Australian banks criticised by securities regulator for influence in mining IPOs

AUSTRALIAN banks have come in for criticism from the country’s securities regulator for the way in which they manage initial public offerings (IPOs), especially in the small mining sector, said Bloomberg News.

The Australian Securities and Investments Commission published a report that looked into the sourcing, execution and trading of mining IPOs that raised less than $20m between October 2016 and September 2018. The sector is one of the nation’s most prolific source of listings, said the newswire.

The report pointed to possible conflicts of interest and “substandard” compliance controls for promotional material. It found that lead managers gave preference to a small subset of investors, typically in their networks, making it harder for retail investors to secure an allocation, said Bloomberg News.

The “tight” share register could mean that investors are expected or even bound to behave in a certain way after the listing to prevent them from being excluded from future deals.

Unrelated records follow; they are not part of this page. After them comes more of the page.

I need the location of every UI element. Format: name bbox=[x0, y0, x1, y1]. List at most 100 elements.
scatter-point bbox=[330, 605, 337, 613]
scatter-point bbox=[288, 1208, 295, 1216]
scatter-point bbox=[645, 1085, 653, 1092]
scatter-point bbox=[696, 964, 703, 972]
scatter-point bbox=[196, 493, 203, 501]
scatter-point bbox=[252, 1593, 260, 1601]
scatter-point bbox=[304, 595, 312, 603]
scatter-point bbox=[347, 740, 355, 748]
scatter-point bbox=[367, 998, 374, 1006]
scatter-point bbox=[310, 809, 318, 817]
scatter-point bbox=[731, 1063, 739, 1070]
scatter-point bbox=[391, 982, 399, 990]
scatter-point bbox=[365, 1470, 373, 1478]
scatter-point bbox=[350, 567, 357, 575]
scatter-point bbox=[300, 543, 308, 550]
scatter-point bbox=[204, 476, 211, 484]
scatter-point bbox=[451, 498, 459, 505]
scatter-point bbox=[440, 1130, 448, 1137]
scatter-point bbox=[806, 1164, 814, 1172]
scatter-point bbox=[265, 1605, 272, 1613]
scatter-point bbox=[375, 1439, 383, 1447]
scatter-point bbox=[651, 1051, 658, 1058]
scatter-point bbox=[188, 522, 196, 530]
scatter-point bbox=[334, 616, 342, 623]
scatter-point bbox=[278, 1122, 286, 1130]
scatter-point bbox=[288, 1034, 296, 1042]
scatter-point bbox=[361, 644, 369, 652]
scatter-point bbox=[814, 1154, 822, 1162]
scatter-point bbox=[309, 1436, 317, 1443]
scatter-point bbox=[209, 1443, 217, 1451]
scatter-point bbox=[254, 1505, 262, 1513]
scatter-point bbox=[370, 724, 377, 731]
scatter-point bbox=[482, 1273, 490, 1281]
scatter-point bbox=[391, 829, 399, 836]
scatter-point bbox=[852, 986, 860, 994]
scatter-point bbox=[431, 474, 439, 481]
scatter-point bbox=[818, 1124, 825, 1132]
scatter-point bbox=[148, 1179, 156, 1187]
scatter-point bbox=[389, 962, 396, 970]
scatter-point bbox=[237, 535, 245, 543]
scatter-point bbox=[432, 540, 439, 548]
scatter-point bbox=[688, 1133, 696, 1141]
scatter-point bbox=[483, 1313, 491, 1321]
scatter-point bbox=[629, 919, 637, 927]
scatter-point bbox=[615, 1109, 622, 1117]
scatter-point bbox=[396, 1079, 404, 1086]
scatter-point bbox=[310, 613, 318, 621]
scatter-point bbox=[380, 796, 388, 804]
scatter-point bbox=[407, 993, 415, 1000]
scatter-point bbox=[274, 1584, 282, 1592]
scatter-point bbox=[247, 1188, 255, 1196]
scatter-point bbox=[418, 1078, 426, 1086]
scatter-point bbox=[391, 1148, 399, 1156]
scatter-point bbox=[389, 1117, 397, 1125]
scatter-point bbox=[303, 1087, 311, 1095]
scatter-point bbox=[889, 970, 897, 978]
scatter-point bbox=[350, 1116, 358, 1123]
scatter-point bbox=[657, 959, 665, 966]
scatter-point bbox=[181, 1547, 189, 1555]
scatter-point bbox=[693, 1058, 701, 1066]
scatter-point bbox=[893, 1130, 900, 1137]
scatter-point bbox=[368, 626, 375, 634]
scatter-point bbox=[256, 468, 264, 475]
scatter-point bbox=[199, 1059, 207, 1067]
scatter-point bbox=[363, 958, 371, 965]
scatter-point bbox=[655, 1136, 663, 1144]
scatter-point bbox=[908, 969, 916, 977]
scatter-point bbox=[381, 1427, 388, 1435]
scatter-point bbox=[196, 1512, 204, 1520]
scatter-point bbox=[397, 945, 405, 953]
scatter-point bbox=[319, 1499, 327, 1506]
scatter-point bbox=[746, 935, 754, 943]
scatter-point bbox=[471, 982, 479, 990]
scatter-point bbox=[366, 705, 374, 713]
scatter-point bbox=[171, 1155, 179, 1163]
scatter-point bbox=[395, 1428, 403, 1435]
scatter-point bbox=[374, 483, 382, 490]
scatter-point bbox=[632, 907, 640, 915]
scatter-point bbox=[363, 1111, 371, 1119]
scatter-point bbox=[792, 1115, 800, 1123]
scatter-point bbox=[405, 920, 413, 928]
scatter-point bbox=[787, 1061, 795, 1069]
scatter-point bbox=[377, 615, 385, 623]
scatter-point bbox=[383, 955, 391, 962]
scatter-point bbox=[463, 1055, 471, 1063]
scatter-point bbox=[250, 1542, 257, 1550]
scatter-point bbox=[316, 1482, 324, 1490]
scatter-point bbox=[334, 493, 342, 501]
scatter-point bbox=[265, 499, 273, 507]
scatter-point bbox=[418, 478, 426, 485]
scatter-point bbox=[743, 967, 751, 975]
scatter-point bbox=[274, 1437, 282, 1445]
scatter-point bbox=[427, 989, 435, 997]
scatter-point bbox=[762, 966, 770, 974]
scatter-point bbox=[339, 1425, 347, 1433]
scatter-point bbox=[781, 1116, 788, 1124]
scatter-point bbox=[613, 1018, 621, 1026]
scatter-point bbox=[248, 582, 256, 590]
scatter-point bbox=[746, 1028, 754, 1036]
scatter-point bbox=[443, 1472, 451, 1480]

The mining industry accounts for a large proportion of Australian IPOs: more than 25% in 2017 and 35% in 2018, according to the report. In the four years though 2018, mining companies conducted more listings than any other sector. And almost all of them – 97% – raised $20m or less, it said.

Lead managers were found to have exerted influence over the allocation process by blacklisting investors so they would not receive allocations, closely monitoring and questioning those that sold securities shortly after the listing and expecting investors who receive stock to hold it after the deal, said Bloomberg.